Our UHaul Pod arrived yesterday.
Three trips with two cars emptied it.

And now, in our 600 sq ft apartment, we are playing 'Tetris Totes'.

It's crazy.

But I love seeing my Morris chair here. I love that the quilt my Mom made for me (old school, completely hand stitched) is here. My rugs look fabulous on the refinished floors. My Gram's cedar chest belongs at the foot of my bed & it made me really happy to look inside and see Rabbit (I did not give my stuffed pets crazy names) & all of the ridiculous doll clothes that I sewed for my favorite Doll (yes. Her name was Doll).

And I love that what we left behind will fill my son's home.

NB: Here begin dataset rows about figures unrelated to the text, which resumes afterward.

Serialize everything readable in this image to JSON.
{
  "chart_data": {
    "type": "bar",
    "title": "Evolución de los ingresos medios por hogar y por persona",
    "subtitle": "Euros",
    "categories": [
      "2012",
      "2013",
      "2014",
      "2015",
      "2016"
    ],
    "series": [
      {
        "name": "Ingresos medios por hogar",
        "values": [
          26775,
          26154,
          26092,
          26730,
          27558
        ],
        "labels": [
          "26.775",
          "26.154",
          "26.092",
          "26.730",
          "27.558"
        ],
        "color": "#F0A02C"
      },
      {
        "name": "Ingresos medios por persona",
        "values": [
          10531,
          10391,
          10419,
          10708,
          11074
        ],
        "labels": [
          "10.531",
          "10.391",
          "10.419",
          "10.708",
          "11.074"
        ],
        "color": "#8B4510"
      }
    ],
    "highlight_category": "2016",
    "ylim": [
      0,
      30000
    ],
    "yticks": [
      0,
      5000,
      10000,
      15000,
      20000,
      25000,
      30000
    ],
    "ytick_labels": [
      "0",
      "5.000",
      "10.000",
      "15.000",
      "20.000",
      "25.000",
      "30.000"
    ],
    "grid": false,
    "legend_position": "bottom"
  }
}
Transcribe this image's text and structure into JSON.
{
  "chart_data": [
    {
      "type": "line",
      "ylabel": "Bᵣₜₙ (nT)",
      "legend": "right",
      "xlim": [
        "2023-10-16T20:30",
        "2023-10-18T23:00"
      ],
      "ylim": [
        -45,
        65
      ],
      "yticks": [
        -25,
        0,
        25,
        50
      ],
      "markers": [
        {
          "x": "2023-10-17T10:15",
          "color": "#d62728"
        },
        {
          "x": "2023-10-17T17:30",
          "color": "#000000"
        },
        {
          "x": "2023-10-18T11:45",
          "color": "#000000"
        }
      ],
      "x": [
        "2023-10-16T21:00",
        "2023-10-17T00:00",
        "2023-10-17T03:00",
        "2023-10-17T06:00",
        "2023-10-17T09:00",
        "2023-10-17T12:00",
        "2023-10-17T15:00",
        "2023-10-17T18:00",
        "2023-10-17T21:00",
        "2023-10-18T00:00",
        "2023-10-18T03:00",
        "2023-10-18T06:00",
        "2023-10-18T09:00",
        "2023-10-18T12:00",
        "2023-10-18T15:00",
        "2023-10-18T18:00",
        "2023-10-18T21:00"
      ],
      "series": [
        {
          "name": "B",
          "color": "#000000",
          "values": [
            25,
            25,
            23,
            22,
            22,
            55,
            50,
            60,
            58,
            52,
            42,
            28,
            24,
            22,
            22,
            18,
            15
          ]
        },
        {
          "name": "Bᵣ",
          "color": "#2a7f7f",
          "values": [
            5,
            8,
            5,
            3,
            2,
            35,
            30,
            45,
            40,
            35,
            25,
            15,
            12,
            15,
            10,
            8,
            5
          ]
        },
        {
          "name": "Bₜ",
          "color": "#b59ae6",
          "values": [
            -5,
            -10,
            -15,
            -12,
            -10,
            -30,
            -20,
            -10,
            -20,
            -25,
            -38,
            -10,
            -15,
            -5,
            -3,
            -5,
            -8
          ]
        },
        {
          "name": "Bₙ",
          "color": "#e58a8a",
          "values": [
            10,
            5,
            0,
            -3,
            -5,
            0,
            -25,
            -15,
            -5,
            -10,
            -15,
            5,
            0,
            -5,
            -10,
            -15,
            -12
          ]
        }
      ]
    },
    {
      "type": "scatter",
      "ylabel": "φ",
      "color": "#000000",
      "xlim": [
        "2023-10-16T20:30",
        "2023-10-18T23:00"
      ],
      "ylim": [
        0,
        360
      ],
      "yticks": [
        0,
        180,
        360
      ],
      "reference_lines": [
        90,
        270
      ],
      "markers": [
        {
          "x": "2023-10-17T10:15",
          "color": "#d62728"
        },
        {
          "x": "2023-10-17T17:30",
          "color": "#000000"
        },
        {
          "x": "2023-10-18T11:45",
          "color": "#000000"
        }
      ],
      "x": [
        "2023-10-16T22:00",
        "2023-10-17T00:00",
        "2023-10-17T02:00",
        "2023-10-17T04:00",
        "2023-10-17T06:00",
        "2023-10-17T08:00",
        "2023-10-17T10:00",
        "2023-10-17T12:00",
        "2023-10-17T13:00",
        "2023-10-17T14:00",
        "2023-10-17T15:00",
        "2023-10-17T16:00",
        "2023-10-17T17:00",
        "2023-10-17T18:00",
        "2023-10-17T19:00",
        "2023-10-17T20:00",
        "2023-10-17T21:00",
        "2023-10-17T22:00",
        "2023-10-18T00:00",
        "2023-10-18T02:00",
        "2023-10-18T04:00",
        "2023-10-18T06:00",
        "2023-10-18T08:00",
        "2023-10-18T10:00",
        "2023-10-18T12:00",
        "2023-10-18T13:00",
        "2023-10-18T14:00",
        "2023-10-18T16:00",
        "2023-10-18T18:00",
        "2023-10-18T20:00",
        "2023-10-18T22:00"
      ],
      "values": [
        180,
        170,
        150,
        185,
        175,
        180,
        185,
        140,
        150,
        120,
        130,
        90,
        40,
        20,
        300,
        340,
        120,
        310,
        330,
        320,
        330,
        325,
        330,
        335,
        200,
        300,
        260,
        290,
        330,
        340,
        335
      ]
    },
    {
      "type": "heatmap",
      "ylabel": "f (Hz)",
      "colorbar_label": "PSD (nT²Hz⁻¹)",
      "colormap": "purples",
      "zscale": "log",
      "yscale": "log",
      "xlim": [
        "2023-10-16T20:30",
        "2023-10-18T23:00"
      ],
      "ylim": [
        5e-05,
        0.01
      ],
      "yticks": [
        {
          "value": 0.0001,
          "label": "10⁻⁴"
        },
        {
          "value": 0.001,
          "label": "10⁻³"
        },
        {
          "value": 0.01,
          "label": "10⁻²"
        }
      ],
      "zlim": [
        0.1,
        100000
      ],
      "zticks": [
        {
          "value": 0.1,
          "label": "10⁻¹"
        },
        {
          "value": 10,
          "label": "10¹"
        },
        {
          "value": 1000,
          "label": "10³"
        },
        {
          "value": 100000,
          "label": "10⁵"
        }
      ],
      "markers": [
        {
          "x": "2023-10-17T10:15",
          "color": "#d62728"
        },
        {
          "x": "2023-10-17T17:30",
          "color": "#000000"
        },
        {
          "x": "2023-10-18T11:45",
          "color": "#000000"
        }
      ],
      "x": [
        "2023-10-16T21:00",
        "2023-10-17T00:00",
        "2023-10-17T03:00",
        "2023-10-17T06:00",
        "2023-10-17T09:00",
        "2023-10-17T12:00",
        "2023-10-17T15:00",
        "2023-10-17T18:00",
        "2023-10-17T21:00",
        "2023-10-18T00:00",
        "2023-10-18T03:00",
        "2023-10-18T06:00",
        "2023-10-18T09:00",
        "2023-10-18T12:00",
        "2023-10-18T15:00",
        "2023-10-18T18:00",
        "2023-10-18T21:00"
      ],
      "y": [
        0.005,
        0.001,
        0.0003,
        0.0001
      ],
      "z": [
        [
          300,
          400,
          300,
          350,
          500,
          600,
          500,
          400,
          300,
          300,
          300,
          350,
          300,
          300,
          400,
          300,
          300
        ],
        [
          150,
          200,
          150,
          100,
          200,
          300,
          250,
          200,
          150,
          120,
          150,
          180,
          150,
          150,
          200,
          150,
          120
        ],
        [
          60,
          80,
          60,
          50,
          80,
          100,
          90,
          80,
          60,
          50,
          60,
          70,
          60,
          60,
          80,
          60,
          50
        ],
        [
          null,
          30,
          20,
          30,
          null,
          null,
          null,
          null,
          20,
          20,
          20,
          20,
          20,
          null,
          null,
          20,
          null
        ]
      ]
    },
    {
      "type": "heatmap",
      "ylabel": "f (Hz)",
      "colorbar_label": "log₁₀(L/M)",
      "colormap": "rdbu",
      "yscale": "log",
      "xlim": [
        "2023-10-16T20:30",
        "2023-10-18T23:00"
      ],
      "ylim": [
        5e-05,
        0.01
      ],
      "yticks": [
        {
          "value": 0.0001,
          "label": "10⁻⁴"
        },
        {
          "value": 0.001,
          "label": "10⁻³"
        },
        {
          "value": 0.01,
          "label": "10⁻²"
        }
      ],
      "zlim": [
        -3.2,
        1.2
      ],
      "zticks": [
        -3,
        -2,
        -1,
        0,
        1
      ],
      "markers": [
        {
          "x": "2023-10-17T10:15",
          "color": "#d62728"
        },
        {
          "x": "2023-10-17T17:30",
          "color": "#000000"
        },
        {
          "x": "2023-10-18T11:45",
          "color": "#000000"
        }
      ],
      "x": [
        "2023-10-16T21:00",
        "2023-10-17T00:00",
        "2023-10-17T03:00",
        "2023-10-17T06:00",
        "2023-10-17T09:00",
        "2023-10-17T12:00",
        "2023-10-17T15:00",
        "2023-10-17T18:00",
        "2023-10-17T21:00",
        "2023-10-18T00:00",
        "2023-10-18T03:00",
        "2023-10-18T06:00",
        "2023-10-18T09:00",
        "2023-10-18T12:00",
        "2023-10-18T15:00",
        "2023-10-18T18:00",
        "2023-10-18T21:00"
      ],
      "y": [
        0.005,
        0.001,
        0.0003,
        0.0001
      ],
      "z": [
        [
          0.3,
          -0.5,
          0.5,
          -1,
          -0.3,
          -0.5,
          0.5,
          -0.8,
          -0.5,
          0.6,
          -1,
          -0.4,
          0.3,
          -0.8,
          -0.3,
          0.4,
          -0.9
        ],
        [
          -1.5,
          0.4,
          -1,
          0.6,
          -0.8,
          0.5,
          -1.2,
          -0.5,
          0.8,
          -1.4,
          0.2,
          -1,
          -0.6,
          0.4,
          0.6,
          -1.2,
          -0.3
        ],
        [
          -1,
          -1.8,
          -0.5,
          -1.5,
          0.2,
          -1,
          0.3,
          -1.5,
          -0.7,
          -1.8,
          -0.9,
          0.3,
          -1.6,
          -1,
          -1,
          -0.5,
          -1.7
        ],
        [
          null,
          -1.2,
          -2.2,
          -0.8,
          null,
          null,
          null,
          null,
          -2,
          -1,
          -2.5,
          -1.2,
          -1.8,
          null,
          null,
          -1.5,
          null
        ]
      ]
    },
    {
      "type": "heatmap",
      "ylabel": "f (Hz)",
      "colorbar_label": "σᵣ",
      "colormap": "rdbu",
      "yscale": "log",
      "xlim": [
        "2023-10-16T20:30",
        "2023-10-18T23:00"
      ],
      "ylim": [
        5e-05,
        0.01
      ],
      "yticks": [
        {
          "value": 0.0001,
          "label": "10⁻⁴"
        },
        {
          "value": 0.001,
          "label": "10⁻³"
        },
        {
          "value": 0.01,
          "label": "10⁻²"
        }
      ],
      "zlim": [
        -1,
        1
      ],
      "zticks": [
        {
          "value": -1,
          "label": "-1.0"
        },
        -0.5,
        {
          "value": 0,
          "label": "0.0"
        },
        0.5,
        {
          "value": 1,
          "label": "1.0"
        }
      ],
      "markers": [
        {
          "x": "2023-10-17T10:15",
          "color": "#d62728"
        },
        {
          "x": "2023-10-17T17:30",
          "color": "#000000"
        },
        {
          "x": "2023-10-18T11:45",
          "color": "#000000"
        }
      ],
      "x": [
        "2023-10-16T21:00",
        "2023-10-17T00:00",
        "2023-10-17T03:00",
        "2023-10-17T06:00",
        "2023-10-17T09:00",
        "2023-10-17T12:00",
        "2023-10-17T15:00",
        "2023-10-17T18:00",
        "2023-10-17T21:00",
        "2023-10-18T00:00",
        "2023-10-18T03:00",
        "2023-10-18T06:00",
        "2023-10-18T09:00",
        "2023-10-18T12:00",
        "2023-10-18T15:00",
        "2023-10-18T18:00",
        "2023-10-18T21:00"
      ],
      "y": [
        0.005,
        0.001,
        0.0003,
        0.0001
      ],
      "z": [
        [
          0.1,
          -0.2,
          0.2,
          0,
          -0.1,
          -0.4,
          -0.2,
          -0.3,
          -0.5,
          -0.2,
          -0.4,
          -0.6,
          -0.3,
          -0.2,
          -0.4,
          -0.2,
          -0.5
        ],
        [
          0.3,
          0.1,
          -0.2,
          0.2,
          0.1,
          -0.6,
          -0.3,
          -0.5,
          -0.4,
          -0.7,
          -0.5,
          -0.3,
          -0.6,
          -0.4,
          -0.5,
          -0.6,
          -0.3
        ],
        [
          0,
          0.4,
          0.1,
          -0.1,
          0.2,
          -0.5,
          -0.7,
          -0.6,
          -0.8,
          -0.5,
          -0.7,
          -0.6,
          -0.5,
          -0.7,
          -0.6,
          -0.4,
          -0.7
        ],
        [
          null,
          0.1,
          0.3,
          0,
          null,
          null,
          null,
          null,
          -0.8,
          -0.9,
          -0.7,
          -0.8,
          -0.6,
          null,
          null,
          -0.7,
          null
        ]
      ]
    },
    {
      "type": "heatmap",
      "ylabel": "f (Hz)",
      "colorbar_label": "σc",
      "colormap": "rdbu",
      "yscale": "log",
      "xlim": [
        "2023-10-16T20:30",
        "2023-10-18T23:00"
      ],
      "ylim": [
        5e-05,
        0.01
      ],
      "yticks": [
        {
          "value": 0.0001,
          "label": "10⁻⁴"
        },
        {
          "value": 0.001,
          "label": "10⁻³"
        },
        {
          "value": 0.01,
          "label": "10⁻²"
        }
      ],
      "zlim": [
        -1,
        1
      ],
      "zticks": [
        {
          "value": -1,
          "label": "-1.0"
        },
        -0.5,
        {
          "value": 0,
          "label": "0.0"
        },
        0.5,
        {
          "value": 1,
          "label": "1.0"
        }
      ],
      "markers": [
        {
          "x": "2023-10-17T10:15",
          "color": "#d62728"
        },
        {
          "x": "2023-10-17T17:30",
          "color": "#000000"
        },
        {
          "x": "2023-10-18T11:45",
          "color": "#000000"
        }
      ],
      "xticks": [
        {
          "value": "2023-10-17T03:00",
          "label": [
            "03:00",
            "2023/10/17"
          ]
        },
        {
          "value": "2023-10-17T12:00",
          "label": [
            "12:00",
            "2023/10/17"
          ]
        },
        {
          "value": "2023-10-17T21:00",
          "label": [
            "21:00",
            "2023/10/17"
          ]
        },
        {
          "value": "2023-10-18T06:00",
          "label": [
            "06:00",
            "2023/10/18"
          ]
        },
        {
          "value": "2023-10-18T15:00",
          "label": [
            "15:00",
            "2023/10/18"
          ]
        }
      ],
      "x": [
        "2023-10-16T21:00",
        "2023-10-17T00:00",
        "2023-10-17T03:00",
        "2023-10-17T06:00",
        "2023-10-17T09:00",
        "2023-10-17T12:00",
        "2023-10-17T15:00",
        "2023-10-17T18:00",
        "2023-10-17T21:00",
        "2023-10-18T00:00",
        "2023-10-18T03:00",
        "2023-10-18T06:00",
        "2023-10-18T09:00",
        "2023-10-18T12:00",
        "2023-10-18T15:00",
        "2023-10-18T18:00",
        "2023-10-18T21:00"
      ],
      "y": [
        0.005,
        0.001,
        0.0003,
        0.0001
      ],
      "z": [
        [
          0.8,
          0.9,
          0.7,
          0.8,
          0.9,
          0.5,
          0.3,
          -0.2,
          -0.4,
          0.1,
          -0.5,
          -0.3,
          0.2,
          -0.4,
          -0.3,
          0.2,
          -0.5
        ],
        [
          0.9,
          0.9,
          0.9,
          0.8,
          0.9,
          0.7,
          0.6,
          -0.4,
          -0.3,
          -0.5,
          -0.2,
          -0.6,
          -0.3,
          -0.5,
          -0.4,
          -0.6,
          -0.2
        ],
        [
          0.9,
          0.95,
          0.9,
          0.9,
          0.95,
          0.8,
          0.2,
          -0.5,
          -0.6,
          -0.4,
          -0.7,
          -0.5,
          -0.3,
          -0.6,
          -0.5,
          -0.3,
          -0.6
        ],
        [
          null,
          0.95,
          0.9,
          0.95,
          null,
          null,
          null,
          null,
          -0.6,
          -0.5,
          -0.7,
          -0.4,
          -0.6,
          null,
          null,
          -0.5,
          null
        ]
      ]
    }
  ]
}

And as organized as we thought we were? We forgot the silver, inadvertantly stole Mike's brother's toaster (we thought it was ours), brought too many plates (entirely me...I am always ready for an impromptu dinner party), packed too many linens (me again-lawn party), and brought too many clothes, which I cannot figure out since Mike & I wear the same 5 pieces of clothing (we each have our own 5. we do not share) over and over again.

I have no idea of where we will go from here.
I get lost just walking around the block. (I am not making that up. It drives Mike CRAZY!)
But really, I am kind of happy getting lost.

And I love that my really special pieces (once I get them organized) will welcome me home.